Flying kangaroos loose in the top paddock
Couldn’t help being reminded of Maynard G. Krebs, the hapless beatnik from the Dobie Gillis Show years back, when I saw our Albo losing it in a Johannes Leak Qantas upgrade cartoon.
If you remember Maynard, he went to water at any mention of employment. “Work!” he’d shriek in a high-pitched panic.
In the Qantas cartoon, Jim Chalmers suggests a need “to shift the focus back to the economy”. Albo erupts in similar shivering, sweating, white-knuckled, wide-eyed fear, squeaking: “Economy??!”
You might better recall Maynard as the castaway Gilligan, who seems another appropriate doppelganger for someone lurching haplessly from one disaster to another and yet staying afloat if adrift.
But the many questions about Airbus Albo’s closeness to former CEO Joyce and Qantas’ favoured treatment when Qatar came knocking with new flights and offers for Aussie customers are only part of the issue.
Think also MP upgrades, Qantas selling a million flight tickets to flights that didn’t exist, Joyce’s remuneration and bonus payments, oversight by the Qantas board – which included consumer guru Todd Sampson – deplorable treatment of passengers whose flights are cancelled, generally atrocious in-flight service …

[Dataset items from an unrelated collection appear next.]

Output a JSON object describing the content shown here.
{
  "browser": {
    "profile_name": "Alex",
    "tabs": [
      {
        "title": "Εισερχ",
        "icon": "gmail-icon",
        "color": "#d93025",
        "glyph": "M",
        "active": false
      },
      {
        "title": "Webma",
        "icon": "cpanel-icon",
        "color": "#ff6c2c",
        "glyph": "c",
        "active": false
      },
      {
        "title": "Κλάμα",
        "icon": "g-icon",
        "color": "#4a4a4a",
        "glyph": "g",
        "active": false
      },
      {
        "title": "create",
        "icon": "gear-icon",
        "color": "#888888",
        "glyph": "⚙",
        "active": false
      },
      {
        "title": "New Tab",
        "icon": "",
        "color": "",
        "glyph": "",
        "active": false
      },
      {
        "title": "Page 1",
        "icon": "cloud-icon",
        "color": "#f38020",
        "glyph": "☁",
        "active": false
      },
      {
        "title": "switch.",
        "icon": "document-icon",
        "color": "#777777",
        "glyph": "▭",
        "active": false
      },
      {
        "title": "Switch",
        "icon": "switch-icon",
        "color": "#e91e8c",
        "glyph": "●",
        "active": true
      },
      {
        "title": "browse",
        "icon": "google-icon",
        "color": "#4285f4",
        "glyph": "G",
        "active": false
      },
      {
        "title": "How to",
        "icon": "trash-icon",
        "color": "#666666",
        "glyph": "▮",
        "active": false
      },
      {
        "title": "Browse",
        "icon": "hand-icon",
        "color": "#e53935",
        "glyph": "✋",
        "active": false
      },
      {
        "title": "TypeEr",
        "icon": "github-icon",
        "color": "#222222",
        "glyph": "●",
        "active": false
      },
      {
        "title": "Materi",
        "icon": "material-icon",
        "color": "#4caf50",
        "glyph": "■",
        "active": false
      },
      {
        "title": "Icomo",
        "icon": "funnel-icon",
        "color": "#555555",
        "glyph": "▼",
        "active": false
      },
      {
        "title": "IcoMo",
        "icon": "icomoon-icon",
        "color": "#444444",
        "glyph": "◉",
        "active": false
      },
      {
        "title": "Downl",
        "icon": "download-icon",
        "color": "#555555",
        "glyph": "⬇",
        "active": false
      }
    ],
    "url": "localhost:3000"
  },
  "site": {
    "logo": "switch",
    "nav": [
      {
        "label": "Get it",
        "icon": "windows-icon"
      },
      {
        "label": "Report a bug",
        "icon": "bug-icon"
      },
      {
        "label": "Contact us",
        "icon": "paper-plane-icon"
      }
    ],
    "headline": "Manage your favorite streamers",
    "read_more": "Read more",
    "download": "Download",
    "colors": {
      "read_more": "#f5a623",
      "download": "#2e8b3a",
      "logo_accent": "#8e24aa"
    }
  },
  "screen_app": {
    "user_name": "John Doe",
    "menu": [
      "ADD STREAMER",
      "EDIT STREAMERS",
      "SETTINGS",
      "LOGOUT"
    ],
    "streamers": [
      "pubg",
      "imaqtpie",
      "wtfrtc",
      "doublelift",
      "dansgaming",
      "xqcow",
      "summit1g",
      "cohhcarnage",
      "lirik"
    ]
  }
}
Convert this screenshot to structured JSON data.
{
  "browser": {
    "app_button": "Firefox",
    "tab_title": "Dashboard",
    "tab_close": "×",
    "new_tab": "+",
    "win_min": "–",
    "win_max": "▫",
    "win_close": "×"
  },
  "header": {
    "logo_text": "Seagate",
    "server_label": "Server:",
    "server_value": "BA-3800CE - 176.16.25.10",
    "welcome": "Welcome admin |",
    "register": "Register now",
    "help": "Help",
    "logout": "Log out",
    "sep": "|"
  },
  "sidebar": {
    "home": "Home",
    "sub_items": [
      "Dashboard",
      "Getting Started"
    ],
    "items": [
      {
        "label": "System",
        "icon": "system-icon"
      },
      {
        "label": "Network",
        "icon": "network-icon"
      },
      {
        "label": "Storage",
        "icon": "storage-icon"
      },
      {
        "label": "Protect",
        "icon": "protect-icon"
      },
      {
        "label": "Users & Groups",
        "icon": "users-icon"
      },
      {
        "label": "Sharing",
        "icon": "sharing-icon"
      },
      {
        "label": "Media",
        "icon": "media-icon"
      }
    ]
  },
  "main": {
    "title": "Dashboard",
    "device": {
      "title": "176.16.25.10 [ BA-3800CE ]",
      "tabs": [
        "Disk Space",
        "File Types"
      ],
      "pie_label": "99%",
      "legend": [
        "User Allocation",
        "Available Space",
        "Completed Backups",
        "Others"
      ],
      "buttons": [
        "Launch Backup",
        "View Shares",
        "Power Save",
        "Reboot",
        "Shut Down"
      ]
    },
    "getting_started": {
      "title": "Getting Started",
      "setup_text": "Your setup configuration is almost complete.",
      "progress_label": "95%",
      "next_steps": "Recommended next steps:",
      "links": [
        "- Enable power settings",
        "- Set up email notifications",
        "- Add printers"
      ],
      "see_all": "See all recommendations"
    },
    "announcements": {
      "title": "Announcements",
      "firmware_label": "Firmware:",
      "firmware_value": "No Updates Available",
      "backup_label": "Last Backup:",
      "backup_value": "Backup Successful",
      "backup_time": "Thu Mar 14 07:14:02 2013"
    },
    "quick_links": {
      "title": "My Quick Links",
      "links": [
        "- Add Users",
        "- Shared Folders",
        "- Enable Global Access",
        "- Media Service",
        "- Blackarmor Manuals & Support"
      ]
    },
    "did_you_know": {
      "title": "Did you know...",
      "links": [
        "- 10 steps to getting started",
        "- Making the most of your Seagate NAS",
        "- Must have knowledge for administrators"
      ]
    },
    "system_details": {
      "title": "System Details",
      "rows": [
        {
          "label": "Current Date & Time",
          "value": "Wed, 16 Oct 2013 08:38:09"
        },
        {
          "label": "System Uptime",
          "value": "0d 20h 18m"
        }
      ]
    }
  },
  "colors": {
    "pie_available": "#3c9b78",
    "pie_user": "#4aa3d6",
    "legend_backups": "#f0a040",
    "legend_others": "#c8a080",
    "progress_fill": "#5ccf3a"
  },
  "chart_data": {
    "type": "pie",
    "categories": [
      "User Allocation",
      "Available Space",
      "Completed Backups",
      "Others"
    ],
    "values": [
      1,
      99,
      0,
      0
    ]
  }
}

People are going on about Dutton on Rinehart flights, but he wasn’t the one keeping Qatar out of our airways.
It’s not just Qantas and its Jetstar that the Feds are letting let us down. Returned from OS last week on Branson’s Virgin, who I’ve swung across to out of fear of being stranded somewhere noxious by the flying kangaroo.
Not much better. Check-ins are a long and lengthy farce, automated or in person. Seating space is ridiculous, painful and outrageous. In-house comms don’t work and the “hope you enjoy flight” nonsense over the PA is pure insult to injury.
These flights clearly don’t need to meet anything like the health or disability regulations demanded of any other structure accommodating human beings.
Passengers are blithely told the two toilets servicing some 160 people can’t be used while stewards spend an hour doling out drinks and over-priced food you wouldn’t feed your dog.
The 12 or so happy upgraded Albos in business, meantime, have one all to themselves. Nice ride if you can wangle it.
Not so nice when, like my last trip, the two cattle-class johns are commandeered by two gastro-infected squatters who refuse to give up their tenancy. Twenty cross-legged people in the aisles squirming and moaning did nothing to convince them otherwise.
Mercifully, those in the holding pattern didn’t succumb to the same diarrhoea or vomiting. Bowels like Grenadier Guards, though, shouldn’t need to be a necessity on everyday flights.
Not that Virgin, Qantas, Jetstar or anyone in CASA seem to share this thought on what is surely a matter of basic human rights.
Funny thing, Bonza used to serve up drinks and meals to your seat individually. None of this hijacking the road to the dunny nonsense Albo and our MPs obviously think is below their station. That indiscretion didn’t last.
Nor did poor old Rex, which went belly-up for having the temerity to try cutting into Qantas’ miserable bailiwick. Seems that’s what happens when you get too close to a protected species – or in Airbus Albo’s case, an endangered species.
Speaking of different species, Virgin is looking to let pet animals on board next year. I suspect that’ll only end in tears, or howling, yelping, baying-at-the-moon mutts on a plane.
Hold on to your seats, and your noses, because they won’t worry about waiting for the dunny line to clear. It won’t be the only thing that stinks about our airlines.